Her plays and musicals have been presented in New York City at The Players Club, Manhattan Punchline, Pulse Theatre, The Van Dam Street Playhouse, Love Creek, Playwrights Horizons, HERE, the Episcopal Actors’ Guild, the Jan Hus Theatre, Lakota Theatre, The Open Book, The 78th Street Theatre, Genesius Guild, the 14th Street Y, Stageplays, and Shotgun Productions, as well as internationally, including the Alleyway Theatre, the Fairfield Theatre, Mountain Stage, ICS Theatre, The Bay Street Theatre, Actors and Writers, and the Byrdcliffe Theatre, the Marc Grogan Theatre in Carlow, Ireland, the Four Elms in Kent, UK, and the Stage Stars in London. She was sponsored by The Paper Mill Playhouse for a TCG Playwriting Award two years in a row, and was a Playwriting Fellowship finalist at Manhattan Theatre Club.

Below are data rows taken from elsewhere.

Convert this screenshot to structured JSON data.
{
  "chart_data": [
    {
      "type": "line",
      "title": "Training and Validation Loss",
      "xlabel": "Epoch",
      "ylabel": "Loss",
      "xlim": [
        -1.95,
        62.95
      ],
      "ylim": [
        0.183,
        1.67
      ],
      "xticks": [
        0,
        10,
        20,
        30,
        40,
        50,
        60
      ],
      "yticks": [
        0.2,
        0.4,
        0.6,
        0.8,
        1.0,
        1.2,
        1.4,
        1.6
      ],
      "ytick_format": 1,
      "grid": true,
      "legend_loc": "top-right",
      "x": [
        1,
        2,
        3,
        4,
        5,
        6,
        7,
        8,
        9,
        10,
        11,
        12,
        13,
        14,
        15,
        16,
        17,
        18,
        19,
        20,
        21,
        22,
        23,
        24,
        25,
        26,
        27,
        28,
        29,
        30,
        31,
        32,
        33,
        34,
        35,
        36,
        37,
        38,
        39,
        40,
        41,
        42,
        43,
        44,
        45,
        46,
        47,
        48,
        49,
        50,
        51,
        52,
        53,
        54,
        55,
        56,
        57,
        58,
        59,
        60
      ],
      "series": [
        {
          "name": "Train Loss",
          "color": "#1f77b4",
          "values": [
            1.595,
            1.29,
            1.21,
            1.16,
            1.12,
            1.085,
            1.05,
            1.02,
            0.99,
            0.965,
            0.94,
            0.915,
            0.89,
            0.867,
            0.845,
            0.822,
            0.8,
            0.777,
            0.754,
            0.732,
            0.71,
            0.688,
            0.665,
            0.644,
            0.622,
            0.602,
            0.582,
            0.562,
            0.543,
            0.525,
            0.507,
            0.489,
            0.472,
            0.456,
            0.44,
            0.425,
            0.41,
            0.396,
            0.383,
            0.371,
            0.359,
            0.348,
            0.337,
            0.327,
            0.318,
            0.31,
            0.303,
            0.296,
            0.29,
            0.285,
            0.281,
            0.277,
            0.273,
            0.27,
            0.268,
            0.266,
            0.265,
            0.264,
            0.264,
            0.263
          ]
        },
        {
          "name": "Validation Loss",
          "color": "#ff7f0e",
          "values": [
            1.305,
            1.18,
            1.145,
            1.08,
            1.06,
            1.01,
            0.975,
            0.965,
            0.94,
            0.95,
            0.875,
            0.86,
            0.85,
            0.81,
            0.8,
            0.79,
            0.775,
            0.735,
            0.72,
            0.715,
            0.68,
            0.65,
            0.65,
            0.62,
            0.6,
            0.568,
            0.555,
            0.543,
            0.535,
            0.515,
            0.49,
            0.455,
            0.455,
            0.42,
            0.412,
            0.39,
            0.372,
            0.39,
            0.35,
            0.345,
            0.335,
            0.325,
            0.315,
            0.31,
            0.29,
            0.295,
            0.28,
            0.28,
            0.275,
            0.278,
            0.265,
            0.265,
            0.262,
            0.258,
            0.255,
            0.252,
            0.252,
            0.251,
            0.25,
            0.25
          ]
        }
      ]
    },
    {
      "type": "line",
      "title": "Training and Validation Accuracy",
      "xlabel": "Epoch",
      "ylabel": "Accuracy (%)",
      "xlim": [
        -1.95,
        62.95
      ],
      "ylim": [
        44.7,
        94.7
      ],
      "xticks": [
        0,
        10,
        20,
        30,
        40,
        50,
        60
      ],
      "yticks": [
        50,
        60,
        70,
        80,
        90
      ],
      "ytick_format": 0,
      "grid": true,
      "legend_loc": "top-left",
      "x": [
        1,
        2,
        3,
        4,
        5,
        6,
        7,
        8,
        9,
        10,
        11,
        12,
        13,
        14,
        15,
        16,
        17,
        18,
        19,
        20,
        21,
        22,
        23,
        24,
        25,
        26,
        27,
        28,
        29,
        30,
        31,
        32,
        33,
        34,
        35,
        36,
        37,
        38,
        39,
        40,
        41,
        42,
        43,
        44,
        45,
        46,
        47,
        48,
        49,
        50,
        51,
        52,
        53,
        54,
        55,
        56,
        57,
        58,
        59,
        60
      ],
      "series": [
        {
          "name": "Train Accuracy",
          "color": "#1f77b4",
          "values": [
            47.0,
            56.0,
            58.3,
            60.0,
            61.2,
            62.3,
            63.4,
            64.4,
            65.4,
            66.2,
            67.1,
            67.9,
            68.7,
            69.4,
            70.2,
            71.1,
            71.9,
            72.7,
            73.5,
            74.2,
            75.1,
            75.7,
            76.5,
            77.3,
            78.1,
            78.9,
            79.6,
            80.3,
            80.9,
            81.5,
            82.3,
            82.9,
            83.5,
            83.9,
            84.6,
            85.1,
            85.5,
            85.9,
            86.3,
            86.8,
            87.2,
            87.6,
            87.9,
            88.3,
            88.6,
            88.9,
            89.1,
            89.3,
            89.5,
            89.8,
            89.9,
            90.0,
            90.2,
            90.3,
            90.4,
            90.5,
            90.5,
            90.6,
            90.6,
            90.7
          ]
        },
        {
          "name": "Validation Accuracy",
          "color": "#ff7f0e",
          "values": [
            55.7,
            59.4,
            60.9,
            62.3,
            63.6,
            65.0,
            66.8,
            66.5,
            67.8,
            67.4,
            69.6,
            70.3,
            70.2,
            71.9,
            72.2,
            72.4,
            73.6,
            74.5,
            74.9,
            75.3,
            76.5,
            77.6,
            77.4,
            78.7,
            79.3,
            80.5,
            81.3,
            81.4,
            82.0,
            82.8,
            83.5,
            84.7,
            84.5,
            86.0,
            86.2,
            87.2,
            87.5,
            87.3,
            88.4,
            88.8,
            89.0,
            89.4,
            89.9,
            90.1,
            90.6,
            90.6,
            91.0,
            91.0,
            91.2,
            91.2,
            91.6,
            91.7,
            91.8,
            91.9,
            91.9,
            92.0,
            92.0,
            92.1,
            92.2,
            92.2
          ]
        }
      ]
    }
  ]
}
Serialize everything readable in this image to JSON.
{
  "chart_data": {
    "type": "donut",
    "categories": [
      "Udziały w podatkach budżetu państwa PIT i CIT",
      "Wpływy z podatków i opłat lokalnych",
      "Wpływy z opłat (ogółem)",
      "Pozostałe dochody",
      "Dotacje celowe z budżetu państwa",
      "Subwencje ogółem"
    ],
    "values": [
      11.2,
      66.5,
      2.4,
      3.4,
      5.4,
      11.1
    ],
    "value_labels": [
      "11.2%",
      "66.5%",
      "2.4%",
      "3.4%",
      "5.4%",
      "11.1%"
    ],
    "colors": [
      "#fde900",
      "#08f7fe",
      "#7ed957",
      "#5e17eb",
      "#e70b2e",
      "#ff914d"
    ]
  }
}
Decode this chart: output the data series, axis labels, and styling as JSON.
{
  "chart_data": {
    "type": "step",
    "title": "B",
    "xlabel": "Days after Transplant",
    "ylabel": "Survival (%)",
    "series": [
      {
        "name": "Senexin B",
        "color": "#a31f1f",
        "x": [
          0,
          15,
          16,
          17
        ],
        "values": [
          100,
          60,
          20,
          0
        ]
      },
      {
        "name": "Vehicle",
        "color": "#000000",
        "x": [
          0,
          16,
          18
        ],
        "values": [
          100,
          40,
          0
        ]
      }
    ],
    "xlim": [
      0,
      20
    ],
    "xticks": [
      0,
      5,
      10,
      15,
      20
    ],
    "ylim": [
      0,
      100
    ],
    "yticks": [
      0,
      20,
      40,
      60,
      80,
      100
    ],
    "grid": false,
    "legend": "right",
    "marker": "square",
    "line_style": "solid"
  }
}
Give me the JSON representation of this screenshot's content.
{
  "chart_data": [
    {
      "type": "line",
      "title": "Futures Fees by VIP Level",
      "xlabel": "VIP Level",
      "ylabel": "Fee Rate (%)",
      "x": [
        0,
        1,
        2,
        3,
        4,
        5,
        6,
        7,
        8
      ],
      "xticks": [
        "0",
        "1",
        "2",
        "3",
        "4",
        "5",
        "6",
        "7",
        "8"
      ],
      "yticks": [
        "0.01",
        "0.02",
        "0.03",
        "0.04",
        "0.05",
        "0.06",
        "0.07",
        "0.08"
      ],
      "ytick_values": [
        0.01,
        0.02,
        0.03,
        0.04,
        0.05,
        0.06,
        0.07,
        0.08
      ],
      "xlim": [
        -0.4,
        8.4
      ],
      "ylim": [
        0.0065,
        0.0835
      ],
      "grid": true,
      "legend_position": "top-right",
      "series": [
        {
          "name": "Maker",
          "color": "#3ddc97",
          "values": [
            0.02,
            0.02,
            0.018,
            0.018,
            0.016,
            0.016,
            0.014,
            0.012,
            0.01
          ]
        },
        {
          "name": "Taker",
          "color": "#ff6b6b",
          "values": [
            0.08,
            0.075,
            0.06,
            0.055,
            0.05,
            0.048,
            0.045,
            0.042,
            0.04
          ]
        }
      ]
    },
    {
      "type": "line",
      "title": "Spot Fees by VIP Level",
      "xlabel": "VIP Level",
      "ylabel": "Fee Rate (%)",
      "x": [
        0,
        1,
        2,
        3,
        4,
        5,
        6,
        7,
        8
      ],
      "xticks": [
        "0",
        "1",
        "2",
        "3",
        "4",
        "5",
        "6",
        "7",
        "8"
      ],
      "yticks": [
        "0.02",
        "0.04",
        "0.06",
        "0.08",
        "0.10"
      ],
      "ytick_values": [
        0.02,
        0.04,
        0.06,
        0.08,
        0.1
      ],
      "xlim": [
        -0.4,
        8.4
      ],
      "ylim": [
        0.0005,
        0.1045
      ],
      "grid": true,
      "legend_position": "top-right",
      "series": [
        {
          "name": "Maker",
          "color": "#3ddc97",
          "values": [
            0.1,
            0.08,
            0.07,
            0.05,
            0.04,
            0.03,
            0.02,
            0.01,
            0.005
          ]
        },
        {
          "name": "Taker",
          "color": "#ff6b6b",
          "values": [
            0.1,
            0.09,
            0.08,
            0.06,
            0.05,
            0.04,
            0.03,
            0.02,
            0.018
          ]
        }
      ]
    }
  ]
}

She was recently the Featured Composer in the “Songbook Series” in New York City, presented by John Znidarsic, director of Arts & Artists at St. Paul. Her short radio plays have appeared on NPR, and she has written articles and reviews for various periodicals, including Habitat, H. P. Lovecraft Magazine, Sherlock Holmes Magazine, The Writer, Publisher’s Weekly, The Third Degree and Suspense Magazine. She is a magna cum laude graduate of Duke University, where she also studied music, theatre and German, graduating with Honors in English Literature. She is a Featured Poet in China Grove Literary Magazine, a Fellow of Hawthornden International Writers Retreat, and Writer in Residence at Byrdcliffe Art Colony. She is on the faculty of NYU and Gotham Writers Workshop, as well as the Cape Cod Writers and San Miguel Writers Conferences. She is a member of the Dramatists Guild, Authors Guild, Sisters In Crime, International Thriller Writers, and Mystery Writers of America.